If ever there was a time for a massive federal job-creation program akin to those of the early New Deal, this is it. Indeed, projects such as road building, parks improvement and a range of other public works are going forward under the Obama stimulus package, but somehow they're escaping wide public awareness.
Mr. Obama regularly mentions them now that he is aggressively on the campaign trail, looking to the November congressional and gubernatorial elections. And Vice President Joe Biden, the man in charge of overseeing the implementation of the American Reinvestment and Recovery Act, has been trumpeting them in his sometimes overboard fashion.
But for all of Mr. Obama's references to how the nation was driven "into the ditch" by the Republicans in the Bush years, and how they have stood aside while the Democrats have struggled to push it out, the idea that everything possible is being done to put America back to work has not begun to come through.
It's hard for unemployed workers, who on average have been jobless for a year or more despite their skills, to understand the sudden concern over the mounting federal deficit. They wonder why it should be taking precedence over Uncle Sam putting the jobless to work on a grander scale, especially with so much decaying infrastructure at home needing attention.
Particularly grating is how billions of taxpayer dollars continue to pour into propping up governments in Iraq and Afghanistan amid endless political bickering there and tales of widespread corruption to boot. For all the Obama administration's denials that it is trapped into nation building in both places, that's what it looks like to many on Main Street America.
If there weren't midterm elections on the calendar less than three months from now, Mr.

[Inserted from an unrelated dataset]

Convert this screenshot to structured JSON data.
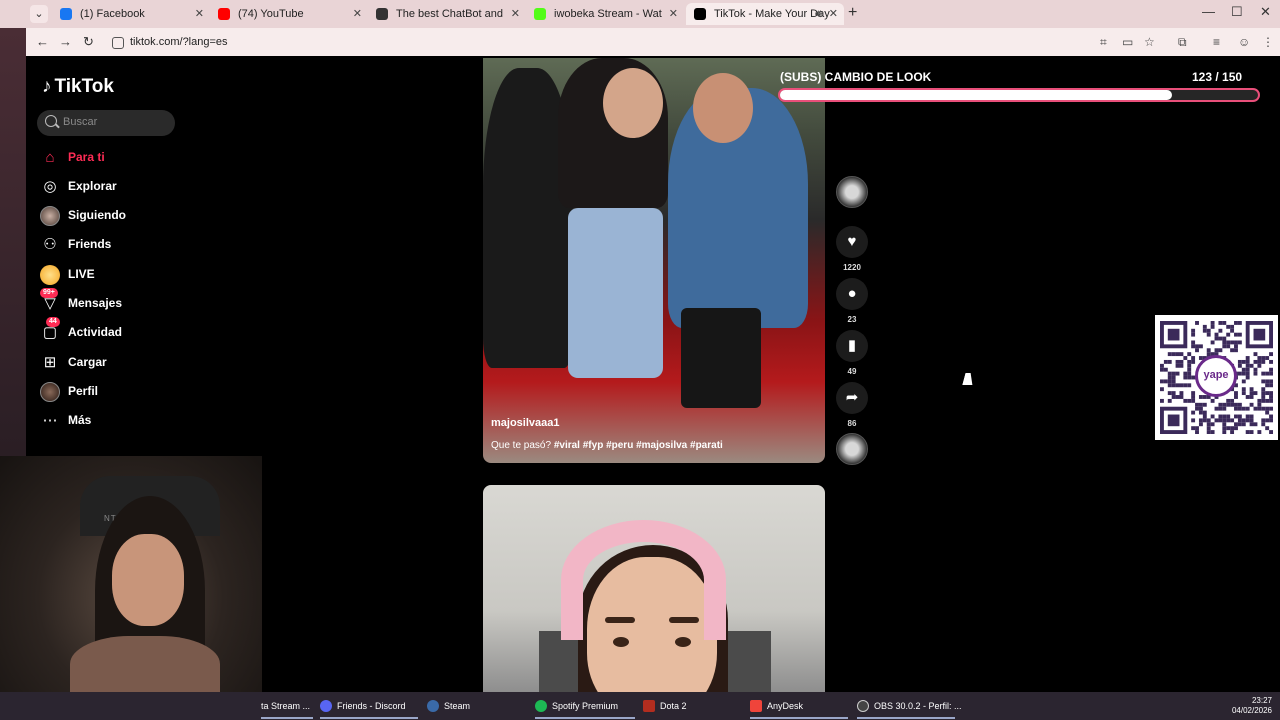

Obama could afford politically to wait for the results of his economic recovery to bear fruit in terms of the rising employment he insists will materialize if only voters can be patient.

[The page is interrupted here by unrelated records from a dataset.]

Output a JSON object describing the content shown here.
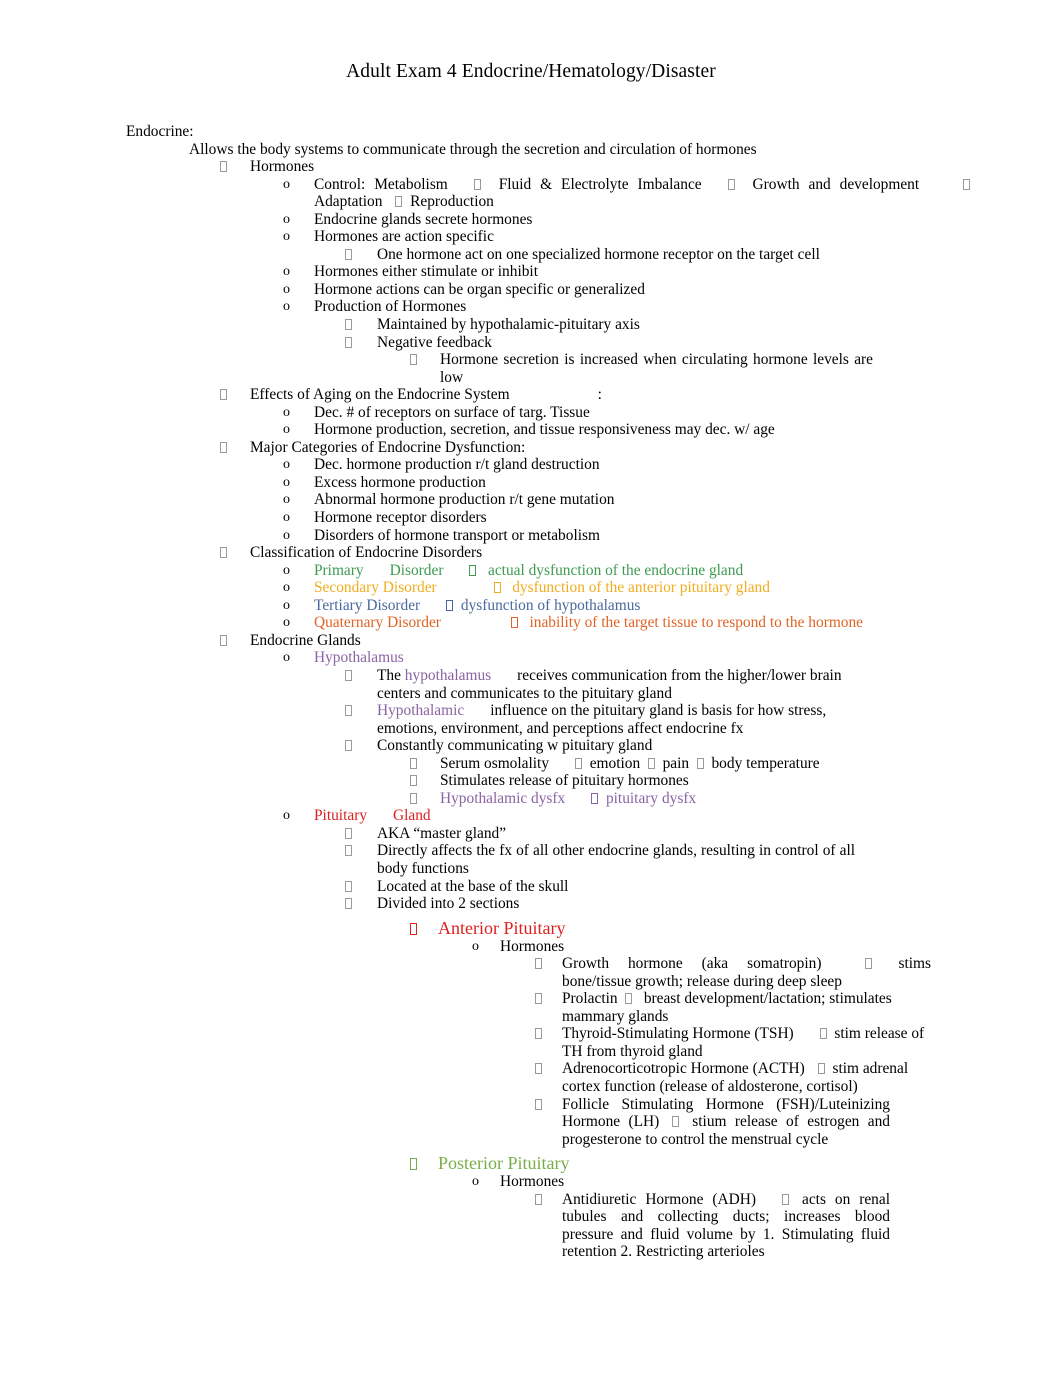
{
  "document": {
    "title": "Adult Exam 4 Endocrine/Hematology/Disaster",
    "bullet_glyph": "",
    "o_marker": "o",
    "colors": {
      "primary_green": "#3e9b52",
      "secondary_gold": "#f0ad1f",
      "tertiary_blue": "#49699e",
      "quaternary_orange": "#df6325",
      "hypothalamus_purple": "#8a63a3",
      "pituitary_red": "#dd2020",
      "posterior_green": "#79ad4b",
      "body_text": "#000000",
      "page_background": "#ffffff"
    }
  },
  "content": {
    "heading": "Endocrine:",
    "intro": "Allows the body systems to communicate through the secretion and circulation of hormones",
    "hormones_heading": "Hormones",
    "control_a": "Control: Metabolism",
    "control_b": "Fluid & Electrolyte Imbalance",
    "control_c": "Growth and development",
    "control_d": "Adaptation",
    "control_e": "Reproduction",
    "glands_secrete": "Endocrine glands secrete hormones",
    "action_specific": "Hormones are action specific",
    "one_hormone": "One hormone act on one specialized hormone receptor on the target cell",
    "stimulate_inhibit": "Hormones either stimulate or inhibit",
    "organ_specific": "Hormone actions can be organ specific or generalized",
    "production_of_hormones": "Production of Hormones",
    "maintained_by": "Maintained by hypothalamic-pituitary axis",
    "negative_feedback": "Negative feedback",
    "secretion_increased": "Hormone secretion is increased when circulating hormone levels are low",
    "effects_of_aging": "Effects of Aging on the Endocrine System",
    "effects_of_aging_colon": ":",
    "dec_receptors": "Dec. # of receptors on surface of targ. Tissue",
    "hormone_production_dec": "Hormone production, secretion, and tissue responsiveness may dec. w/ age",
    "major_categories": "Major Categories of Endocrine Dysfunction:",
    "dec_hormone_production": "Dec. hormone production r/t gland destruction",
    "excess_hormone": "Excess hormone production",
    "abnormal_hormone": "Abnormal hormone production r/t gene mutation",
    "receptor_disorders": "Hormone receptor disorders",
    "transport_disorders": "Disorders of hormone transport or metabolism",
    "classification": "Classification of Endocrine Disorders",
    "primary_label": "Primary",
    "primary_label2": "Disorder",
    "primary_def": "actual dysfunction of the endocrine gland",
    "secondary_label": "Secondary Disorder",
    "secondary_def": "dysfunction of the anterior pituitary gland",
    "tertiary_label": "Tertiary Disorder",
    "tertiary_def": "dysfunction of hypothalamus",
    "quaternary_label": "Quaternary Disorder",
    "quaternary_def": "inability of the target tissue to respond to the hormone",
    "endocrine_glands": "Endocrine Glands",
    "hypothalamus": "Hypothalamus",
    "the_word": "The",
    "hypothalamus_word": "hypothalamus",
    "receives_communication": "receives communication from the higher/lower brain centers and communicates to the pituitary gland",
    "hypothalamic_word": "Hypothalamic",
    "influence_on": "influence on the pituitary gland is basis for how stress, emotions, environment, and perceptions affect endocrine fx",
    "constantly_communicating": "Constantly communicating w pituitary gland",
    "serum_osmolality": "Serum osmolality",
    "emotion": "emotion",
    "pain": "pain",
    "body_temperature": "body temperature",
    "stimulates_release": "Stimulates release of pituitary hormones",
    "hypothalamic_dysfx": "Hypothalamic dysfx",
    "pituitary_dysfx": "pituitary dysfx",
    "pituitary_word": "Pituitary",
    "gland_word": "Gland",
    "aka_master_gland": "AKA “master gland”",
    "directly_affects": "Directly affects the fx of all other endocrine glands, resulting in control of all body functions",
    "located_at_base": "Located at the base of the skull",
    "divided_into_2": "Divided into 2 sections",
    "anterior_pituitary": "Anterior Pituitary",
    "hormones_label": "Hormones",
    "growth_hormone": "Growth hormone (aka somatropin)",
    "growth_hormone_def": "stims bone/tissue growth; release during deep sleep",
    "prolactin": "Prolactin",
    "prolactin_def": "breast development/lactation; stimulates mammary glands",
    "tsh": "Thyroid-Stimulating Hormone (TSH)",
    "tsh_def": "stim release of TH from thyroid gland",
    "acth": "Adrenocorticotropic Hormone (ACTH)",
    "acth_def": "stim adrenal cortex function (release of aldosterone, cortisol)",
    "fsh_lh": "Follicle Stimulating Hormone (FSH)/Luteinizing Hormone (LH)",
    "fsh_lh_def": "stium release of estrogen and progesterone to control the menstrual cycle",
    "posterior_pituitary": "Posterior Pituitary",
    "hormones_label2": "Hormones",
    "adh": "Antidiuretic Hormone (ADH)",
    "adh_def": "acts on renal tubules and collecting ducts; increases blood pressure and fluid volume by 1. Stimulating fluid retention 2. Restricting arterioles"
  }
}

But in an environment where many corporations that were given a government hand are accumulating major profits but not hiring, choosing to squeeze more productivity out of fewer workers, not only impatience but public anger is inevitable.
Inevitably, too, these sentiments are being focused not on tight-fisted corporate management but on the man who sits behind the Oval Office desk where, as Harry Truman so accurately said, the buck always stops.